Biden also vowed that the U.S. will continue to support Ukraine militarily and financially and that other countries also need to stay committed to sending money and munitions to Kyiv to beat the Russians.
TRENDPOST: The Trends Journal has been reporting on the tight rope that Israel has been trying to walk when it comes to the Russian invasion of Ukraine. Tel Aviv has a good relationship with Moscow, but its main ally is the U.S.
Israel called the invasion a “serious violation of international order” at the beginning of the conflict and has been reluctant to say more because it wants to be able to continue to carry out its bombings in Syria.
The Times also reported on how Ukraine has been a touchy subject between Tel Aviv and Washington. Israel has sent humanitarian aid to Ukraine and voted to suspend Russia from the UN’s Human Rights Council, but it has not sent weapons or “enforced formal sanctions on Russian oligarchs,” the paper said.
Biden’s latest remark has been a consistent message from his administration. Secretary of Defense Lloyd Austin said in April that the U.S. hoped to see Russia “weakened” as a military power after the conflict. U.S. Secretary of State Antony Blinken said last month that “Russia has already lost.”
While Biden was visiting Israel and Saudi Arabia, it was revealed that a Russian delegation has visited Iran because Moscow is in the market for weaponized drones. A senior Biden administration official said Moscow’s attempt to acquire these drones shows that Russia is “effectively making a bet on Iran,” NPR reported.
Hossein Amirabdollahian, Iran’s foreign minister, reportedly denied these reports during a phone conversation with Dmytro Kuleba, his Ukrainian counterpart.
“These sort of claims parallel with Biden’s visit to occupied Palestine, or Israel, are in the direction of political intentions and purposes,” Amirabdollahian reportedly said. “We oppose any move that could lead to continuation and intensifying conflicts.”
TRENDPOST: The latest comments from Biden about Russia eventually losing the war in Ukraine is more bark than bite, considering Russia now controls over 20 percent of Ukraine since the War began on 24 February and the Ukrainian military is suffering severe losses of men and equipment.
And, this is the same Joe Biden who, on 26 March, during a speech in Warsaw, called for Putin’s ouster, saying, “For God’s sake, this man cannot remain in power.”
The White House press team panicked and quickly said Biden’s point was that Putin “cannot be allowed to exercise power over his neighbors or the region.” Biden later wrote an editorial in The New York Times that reiterated his stance that the U.S. will not attempt a regime change.

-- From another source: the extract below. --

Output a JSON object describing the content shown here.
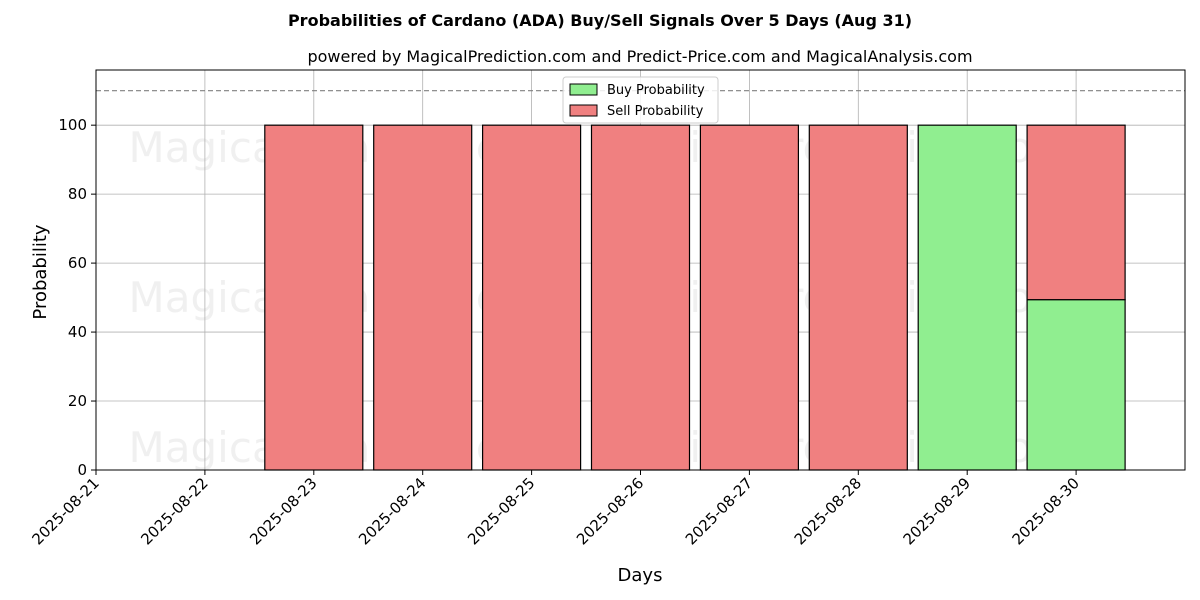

Biden benefits from the fact that nobody even knows what a Russian “win” would look like. Does it mean taking control of the country’s East? A regime change in Kyiv? Total control of the country?
French President Emmanuel Macron, who has been critical of Russia but kept communication lines open with the Kremlin, said Putin should not be embarrassed on the battlefield, because all bets would be off about how Russia would respond, a view that is clouded by Washington and the U.S. media.